From the prediction plots, we also observe a rather counter intuitive tendency showing that the risk of use of force is not higher if the stop occurs in a high crime area. The risk in the prediction plots appears to be higher when the stop occured in a low crime area. This might suggest that police officers don’t hold biases towards the suggested criminal behavior of children and young adults in high crime areas, indicating no discriminatory behavior of the police regarding the area.
However, some of the data might be biased, as already mentioned for
instance in the analysis of the variable daytime. As we
don’t know who exactly provides the information of the stop and frisk,
we must assume that it is the same police officers that conduct the stop
and frisk and provide the information of the incident. If the stop and
frisk portrays the police officer negatively, he or she might provide
false information to make his or her actions appear more appropriate,
such as lowering the use of force, changing the subject’s appearance or
location of the stop.

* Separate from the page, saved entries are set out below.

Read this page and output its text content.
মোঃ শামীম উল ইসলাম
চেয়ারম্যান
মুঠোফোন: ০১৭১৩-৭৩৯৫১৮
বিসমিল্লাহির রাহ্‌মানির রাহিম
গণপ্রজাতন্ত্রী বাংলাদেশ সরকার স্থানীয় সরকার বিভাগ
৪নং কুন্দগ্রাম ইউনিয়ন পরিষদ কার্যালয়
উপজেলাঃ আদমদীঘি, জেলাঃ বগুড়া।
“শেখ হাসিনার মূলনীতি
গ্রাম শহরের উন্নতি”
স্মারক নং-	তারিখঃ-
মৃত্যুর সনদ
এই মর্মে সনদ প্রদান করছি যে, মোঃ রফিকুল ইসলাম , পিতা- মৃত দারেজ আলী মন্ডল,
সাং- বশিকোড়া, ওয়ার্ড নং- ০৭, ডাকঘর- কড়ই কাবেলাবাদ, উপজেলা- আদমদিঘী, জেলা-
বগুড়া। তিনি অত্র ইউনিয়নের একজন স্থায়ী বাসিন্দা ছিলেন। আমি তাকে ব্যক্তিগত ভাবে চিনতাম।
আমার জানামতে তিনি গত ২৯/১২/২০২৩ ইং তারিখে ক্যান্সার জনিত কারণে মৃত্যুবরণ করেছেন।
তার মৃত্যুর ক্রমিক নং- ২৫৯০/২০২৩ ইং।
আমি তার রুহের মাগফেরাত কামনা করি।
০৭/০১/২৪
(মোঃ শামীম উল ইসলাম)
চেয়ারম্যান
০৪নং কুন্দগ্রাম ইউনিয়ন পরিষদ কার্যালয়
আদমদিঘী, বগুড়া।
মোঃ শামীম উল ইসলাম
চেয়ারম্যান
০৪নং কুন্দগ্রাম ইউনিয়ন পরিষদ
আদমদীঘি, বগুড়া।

So, the non-existing bias, the prediction plots
suggests, might just be due to fabricated, left out or biased data.
From above discussion, we have concluded the tendencies our model
imply. However, we have encountered diagnostics in our analysis that
contradicts the reliability of the model. Mentionable is our Spearman
plot, showing little to no correlations within our datasets, which as
just disclosed might even be biased. Furthermore in our model selection,
the drop1-analysis suggested that all of the predictors are
significant and strong in explaining the variation in the response
variable. We have in our analysis interpreted it as all the variables
are relevant to include in the model, however this could just as well be
due to the data in generally correlating badly, and therefore the level
of significance is due to the predictors affecting the response
differently and not their goodness-of-fit.
We could also recall in the model selection, we chose our final model based on the training errors and expected generalization errors. Both of these were determined based on a comparison of values, that differed less than 0.001. To investigate this difference a little further we plot 100 simulations of the expected generalization errors, to compare how often, the predictive strength of our chosen model is better than the alternatives.

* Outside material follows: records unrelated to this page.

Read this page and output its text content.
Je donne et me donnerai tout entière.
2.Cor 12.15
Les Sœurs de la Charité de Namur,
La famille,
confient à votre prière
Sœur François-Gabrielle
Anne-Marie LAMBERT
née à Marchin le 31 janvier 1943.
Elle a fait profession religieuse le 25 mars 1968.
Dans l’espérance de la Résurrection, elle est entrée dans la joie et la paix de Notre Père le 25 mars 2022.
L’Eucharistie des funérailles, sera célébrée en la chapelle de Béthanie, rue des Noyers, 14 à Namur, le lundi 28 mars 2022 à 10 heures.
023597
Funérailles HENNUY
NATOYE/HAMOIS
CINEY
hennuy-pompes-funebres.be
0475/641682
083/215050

cv_sample <- sapply(numeric(100), function(x) testCV(form15, cv_data, k = 10))
Based on the plot, the EGE is turning out to be less than the lowest value from other models, whoch indicates, that this model would be chosen most of the times. However, above plot does not take into consideration, that the EGE of the other models also could vary.
Finally, it is also clear in our interpretation of the model that our 95%-confidence intervals are concerningly wide, and therefore our predictions from the model are quite vague.
Nevertheless, our model diagnostics show that the residuals are in fact distributed as could be expected from our chosen distribution. Even though this implies that we have chosen the correct underlying distribution, it is not strong enough to outweigh the arguments of why the model has bad reliability.
To answer our scientific question, we can say that the model implies that the appearance has an interactive effect on the risk of use of force against civilians under the age of 21, however, the setting does not necessarily. In conclusion, it is very important to take into consideration, that the model is diagnostically not performing very well, and should therefore be interpreted and utilized with careful considerations.